Some Maldivians do think that copyright is an everlasting, overreaching right to do whatever you want with your works. They sometimes confuse copyright, patents and trademarks which are completely different things. We have to consider the costs to the society as a whole that results in overly broad copyrights, patents and trademarks.

For example, on 9 Feb 2009, Dhivehi Observer published an article titled Intellectual property and copyright law urgently needed in Maldives, states that:
For example, in recent years several special recipes for fish have been available in the market, like Faiy Mirus, Mas Mirus and so on. These are recipes that many of us tried for the very first time. Most people don’t even know who came up with the recipe but today several companies and individuals are selling the same product. One wonders what would happen to the first people had they been allowed to register the trademark and patent the recipe. Of course, others could sell similar products but not in the same name.
Are we to really allow trademarks on generic names and phrases such as "Mas Mirus", "Faiy Mirus" which Maldivians have used for long long time. Are we to allow patents on recipes which are modifications of recipes used by our previous generations? Are we forgetting that these recipes are also derivatives, and patenting them will restrict the recipes to selected few for the coming generations. And these few will be lobbyists benefiting at the cost of the society.

Overly broad copyrights and patents come at a huge cost to the society. It is no wonder that modern 'intellectual property' laws are allowing companies like Google to get sole access to millions of books and as one blogger put it, privatisation of the English language.

4 comments:

Yaamyn said...

Interesting.

I'm not sure how it is when it comes to food recipes, but the concept of copyright laws does make a little sense to me.

I think it's the lack of intellectual property and copyright laws in the Maldives that lets Maldivians make such cheap, ridiculous rip offs of Indian movies and songs, and sell them as their own 'works'.

THe original composer who invested his hours, money and effort creating the tunes don't even get so much as CREDIT while his tunes are blatantly stolen.

The quality of Maldivian movies, or rather the lack of it, is a direct result from this dis-incentive to creativity and originality.

If I spend three years of my life researching and writing a novel to make a living, I wouldn't want thousands of people just buying stolen copies.

I remember the first time I went to buy a game cd in Male, during a trip.

I was kind of surprised to find that there weren't any original titles.

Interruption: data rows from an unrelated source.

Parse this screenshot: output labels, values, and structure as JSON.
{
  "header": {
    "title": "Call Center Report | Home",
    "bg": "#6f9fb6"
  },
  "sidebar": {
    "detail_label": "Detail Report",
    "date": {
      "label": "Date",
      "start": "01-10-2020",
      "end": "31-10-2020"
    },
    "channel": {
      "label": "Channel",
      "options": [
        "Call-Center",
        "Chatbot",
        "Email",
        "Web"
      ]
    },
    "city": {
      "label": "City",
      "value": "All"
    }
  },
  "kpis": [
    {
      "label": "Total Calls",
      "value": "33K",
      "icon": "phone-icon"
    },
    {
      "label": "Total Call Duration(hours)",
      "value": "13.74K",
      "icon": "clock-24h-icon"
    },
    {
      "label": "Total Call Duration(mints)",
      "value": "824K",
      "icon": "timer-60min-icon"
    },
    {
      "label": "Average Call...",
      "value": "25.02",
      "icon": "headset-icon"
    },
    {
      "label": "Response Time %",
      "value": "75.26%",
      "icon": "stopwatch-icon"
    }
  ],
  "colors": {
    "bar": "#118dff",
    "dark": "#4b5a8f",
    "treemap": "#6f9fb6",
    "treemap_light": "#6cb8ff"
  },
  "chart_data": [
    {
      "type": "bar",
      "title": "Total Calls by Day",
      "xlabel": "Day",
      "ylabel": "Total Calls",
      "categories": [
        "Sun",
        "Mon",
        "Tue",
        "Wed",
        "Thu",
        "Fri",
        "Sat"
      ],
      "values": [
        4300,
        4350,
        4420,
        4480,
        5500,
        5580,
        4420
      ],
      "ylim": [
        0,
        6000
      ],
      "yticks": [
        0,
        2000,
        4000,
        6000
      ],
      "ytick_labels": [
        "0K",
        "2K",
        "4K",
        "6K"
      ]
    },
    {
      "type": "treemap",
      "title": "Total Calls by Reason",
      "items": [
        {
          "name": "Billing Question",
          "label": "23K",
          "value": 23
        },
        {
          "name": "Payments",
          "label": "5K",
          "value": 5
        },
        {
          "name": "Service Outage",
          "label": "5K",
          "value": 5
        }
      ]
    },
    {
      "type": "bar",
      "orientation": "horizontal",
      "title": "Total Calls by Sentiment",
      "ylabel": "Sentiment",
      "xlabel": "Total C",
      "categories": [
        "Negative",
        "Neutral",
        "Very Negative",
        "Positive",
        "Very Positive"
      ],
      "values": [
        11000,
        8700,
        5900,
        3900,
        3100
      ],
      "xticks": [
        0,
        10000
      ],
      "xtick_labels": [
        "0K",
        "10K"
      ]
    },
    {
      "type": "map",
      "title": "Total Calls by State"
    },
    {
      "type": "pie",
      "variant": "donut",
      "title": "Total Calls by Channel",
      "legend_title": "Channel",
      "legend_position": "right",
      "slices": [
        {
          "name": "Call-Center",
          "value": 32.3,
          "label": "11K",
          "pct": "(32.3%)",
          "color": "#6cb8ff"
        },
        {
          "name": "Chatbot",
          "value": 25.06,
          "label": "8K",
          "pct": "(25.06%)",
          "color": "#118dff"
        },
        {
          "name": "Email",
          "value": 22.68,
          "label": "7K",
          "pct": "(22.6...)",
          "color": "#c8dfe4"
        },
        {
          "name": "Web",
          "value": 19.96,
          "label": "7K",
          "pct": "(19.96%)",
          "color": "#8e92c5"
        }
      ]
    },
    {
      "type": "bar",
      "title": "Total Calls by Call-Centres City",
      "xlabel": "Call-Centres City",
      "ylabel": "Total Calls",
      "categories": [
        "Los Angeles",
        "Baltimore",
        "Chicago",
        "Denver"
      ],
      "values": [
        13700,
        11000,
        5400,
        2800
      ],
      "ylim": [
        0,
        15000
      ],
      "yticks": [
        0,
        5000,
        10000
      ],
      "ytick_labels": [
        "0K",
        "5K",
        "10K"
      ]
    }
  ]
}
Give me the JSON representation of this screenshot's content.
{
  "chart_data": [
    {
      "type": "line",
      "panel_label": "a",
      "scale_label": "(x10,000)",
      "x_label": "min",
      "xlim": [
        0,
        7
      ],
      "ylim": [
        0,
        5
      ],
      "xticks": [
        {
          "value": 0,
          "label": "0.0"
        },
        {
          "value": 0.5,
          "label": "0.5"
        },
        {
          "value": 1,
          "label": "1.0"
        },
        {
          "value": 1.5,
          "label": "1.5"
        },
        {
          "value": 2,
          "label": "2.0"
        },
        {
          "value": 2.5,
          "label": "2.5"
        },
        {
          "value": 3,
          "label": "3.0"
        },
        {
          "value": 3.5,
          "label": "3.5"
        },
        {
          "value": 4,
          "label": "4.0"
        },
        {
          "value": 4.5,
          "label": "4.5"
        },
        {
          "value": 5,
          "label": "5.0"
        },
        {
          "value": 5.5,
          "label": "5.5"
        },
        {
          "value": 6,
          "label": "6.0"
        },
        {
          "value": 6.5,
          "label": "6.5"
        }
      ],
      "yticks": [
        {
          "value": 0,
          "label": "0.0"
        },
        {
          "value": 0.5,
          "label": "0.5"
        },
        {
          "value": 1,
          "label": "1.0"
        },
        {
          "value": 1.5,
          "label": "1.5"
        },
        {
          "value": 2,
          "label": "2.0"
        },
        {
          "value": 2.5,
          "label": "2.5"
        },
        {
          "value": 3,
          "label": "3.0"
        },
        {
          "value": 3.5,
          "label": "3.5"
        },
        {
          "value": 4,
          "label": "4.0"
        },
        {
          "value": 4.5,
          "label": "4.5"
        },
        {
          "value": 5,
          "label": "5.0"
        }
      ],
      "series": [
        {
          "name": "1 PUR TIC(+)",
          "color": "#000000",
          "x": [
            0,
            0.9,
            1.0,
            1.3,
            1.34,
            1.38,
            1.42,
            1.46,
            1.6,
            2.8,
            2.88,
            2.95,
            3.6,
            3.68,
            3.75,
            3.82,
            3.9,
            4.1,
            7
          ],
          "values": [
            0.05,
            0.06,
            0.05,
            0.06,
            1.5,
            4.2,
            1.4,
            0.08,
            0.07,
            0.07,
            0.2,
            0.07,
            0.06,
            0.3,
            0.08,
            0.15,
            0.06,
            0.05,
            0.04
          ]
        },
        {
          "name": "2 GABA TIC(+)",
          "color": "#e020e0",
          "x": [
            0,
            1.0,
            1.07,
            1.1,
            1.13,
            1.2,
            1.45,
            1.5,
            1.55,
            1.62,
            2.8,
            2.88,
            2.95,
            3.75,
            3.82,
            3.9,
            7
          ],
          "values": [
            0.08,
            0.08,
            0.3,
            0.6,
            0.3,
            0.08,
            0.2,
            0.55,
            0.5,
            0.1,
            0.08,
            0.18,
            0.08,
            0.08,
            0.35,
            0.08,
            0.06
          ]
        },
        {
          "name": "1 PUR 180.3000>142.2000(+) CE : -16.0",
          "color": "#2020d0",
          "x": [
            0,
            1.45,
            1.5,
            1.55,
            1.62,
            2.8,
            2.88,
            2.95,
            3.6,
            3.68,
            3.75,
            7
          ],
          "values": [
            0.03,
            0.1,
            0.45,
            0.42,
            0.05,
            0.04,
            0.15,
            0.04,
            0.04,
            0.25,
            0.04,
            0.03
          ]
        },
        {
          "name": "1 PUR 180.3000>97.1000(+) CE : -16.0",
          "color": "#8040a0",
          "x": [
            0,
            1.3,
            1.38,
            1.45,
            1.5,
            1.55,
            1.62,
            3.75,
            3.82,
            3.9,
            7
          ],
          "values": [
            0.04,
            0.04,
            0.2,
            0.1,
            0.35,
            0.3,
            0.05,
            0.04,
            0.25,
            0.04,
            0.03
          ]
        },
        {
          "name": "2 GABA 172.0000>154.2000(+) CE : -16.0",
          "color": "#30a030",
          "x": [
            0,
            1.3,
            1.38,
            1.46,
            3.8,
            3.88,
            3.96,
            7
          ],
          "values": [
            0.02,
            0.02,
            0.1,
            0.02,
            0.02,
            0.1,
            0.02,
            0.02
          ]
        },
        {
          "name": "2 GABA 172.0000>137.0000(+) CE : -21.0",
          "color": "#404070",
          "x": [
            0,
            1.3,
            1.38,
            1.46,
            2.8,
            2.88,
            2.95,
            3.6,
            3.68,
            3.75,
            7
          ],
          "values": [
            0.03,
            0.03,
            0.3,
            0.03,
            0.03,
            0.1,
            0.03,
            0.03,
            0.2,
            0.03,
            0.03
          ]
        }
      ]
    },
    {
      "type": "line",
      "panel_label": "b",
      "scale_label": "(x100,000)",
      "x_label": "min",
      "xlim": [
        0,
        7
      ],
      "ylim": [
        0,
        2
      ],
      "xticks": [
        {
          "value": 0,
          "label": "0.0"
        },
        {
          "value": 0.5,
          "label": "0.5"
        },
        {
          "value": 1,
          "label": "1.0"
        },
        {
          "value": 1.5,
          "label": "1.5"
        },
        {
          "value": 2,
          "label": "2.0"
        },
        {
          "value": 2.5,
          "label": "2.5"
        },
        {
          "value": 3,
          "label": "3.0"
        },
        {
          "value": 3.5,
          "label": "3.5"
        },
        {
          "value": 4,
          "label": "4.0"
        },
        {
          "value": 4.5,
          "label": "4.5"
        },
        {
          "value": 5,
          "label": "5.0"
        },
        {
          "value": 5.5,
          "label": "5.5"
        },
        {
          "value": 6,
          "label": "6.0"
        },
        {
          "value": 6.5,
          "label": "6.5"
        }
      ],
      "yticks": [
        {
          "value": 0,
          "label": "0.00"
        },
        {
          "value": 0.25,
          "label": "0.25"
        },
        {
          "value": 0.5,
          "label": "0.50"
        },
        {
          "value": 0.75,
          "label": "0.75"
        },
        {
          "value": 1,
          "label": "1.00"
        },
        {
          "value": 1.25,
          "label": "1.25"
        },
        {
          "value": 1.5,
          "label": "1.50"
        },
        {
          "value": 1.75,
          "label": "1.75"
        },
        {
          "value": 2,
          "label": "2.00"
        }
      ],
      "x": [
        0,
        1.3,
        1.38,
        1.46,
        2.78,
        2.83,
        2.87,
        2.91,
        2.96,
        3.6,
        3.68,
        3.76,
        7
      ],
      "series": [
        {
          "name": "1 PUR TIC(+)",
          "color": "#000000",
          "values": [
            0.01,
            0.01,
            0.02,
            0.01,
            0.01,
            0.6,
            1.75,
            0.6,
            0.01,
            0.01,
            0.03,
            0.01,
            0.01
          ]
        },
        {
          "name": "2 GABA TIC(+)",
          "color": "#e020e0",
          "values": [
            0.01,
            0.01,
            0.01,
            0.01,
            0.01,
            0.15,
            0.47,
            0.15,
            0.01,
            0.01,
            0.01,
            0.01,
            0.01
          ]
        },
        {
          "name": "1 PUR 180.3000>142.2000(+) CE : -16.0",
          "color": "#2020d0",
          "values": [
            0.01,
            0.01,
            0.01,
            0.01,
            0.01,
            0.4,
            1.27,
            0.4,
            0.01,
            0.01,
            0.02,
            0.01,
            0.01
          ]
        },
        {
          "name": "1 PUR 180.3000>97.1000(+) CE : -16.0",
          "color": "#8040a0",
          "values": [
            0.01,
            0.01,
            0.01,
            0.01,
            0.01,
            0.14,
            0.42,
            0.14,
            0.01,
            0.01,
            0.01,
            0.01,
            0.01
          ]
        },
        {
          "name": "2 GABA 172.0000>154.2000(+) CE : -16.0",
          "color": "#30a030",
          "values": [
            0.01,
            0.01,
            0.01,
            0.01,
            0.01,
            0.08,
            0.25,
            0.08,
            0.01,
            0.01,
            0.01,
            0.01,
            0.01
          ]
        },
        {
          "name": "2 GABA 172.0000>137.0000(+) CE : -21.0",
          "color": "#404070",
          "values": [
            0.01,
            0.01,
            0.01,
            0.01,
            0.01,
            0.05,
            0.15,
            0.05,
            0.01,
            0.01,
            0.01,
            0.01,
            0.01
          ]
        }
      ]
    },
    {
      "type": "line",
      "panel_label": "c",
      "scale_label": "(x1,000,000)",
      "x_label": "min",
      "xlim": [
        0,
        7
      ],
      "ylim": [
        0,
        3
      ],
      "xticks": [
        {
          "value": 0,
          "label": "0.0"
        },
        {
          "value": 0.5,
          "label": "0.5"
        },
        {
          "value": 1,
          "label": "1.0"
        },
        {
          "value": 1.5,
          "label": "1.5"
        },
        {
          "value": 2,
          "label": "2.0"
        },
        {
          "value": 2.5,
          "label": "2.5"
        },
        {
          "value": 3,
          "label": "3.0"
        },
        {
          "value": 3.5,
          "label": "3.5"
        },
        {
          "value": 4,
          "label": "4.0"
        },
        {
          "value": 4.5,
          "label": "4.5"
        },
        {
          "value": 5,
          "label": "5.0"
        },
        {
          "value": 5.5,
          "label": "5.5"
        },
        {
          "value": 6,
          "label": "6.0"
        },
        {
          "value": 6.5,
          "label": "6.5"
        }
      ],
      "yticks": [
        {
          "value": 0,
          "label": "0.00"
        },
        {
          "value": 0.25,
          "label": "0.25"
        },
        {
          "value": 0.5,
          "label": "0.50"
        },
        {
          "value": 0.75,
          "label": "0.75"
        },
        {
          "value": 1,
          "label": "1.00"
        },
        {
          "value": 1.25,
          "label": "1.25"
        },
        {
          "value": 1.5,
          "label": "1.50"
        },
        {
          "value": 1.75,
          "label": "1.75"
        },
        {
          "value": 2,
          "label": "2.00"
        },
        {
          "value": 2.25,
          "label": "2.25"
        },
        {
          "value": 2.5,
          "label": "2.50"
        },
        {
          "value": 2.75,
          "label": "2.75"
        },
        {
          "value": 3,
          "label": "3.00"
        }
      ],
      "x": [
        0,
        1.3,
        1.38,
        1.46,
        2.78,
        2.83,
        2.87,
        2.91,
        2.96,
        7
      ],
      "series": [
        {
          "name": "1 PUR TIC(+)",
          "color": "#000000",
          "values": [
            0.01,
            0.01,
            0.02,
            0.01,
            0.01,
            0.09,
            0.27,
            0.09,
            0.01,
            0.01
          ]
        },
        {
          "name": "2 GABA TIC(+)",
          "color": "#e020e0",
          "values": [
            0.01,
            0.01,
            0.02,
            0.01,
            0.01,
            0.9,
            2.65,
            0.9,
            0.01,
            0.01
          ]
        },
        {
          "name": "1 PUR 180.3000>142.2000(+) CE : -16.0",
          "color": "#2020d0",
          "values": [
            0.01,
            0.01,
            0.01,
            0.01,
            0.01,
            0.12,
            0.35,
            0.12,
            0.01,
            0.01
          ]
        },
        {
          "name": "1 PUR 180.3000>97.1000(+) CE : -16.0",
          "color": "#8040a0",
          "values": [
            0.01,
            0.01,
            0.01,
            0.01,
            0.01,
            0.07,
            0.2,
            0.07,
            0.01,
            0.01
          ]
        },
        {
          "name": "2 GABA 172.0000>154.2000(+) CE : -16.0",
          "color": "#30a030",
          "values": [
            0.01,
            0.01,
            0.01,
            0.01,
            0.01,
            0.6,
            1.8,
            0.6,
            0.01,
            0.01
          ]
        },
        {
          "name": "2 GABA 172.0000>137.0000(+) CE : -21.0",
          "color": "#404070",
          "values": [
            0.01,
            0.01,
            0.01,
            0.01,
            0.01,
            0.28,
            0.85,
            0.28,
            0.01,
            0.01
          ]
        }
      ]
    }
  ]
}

They just burned the disc image on the spot!

Now, as a software person myself, I hate to think that there are so many cracked and unsafe versions of software installed in so many computers.

If one doesn't want to spend on software, I think great Open source and completely free softwares are available a plenty.

meekaaku said...

I agree copyright and patent laws should be there to give incentive for creative works. They are in itself not a problem. The problem is with overly broad nature and long duration resulting in lock up of the works for generations. This is a huge cost to the society. The cost is more in the case of patents.

When it comes to the question of what can be patented or copyrighted, we have to be careful of not locking up knowledge that existed beforehand(prior art), and also have to be awarded to real creative innovative works.

The concept of open-source software also relies on copyright laws to ensure that source code is available to the user. This is especially obvious in perpetual licenses like GPL.

V for Vandetta said...

Yaamyn,

Being a software person yourself, you should be aware of the undeniable fact that cost of some original software is beyond the reach of the developing world. As a fact, individuals of the developing world also find it difficult to reach these specific items, which means that the copyrights law has given such a huge monopoly in what is advertised as a free and fair capitalist market. This is the exact reason why it has become a widespread agenda in this part of the world, and this has become a nuisance to those corporate giants, reaping benefits from such exploitations. The copyright law, mostly does not protect the consumer, but the monopolizing giants, furthermore helping in increasing the annual reaping.

meekaaku said...

Unfortunately, maldives being a signatory to WTO TRIPS, it will come under enormous pressure to implement such 'modern' IP laws.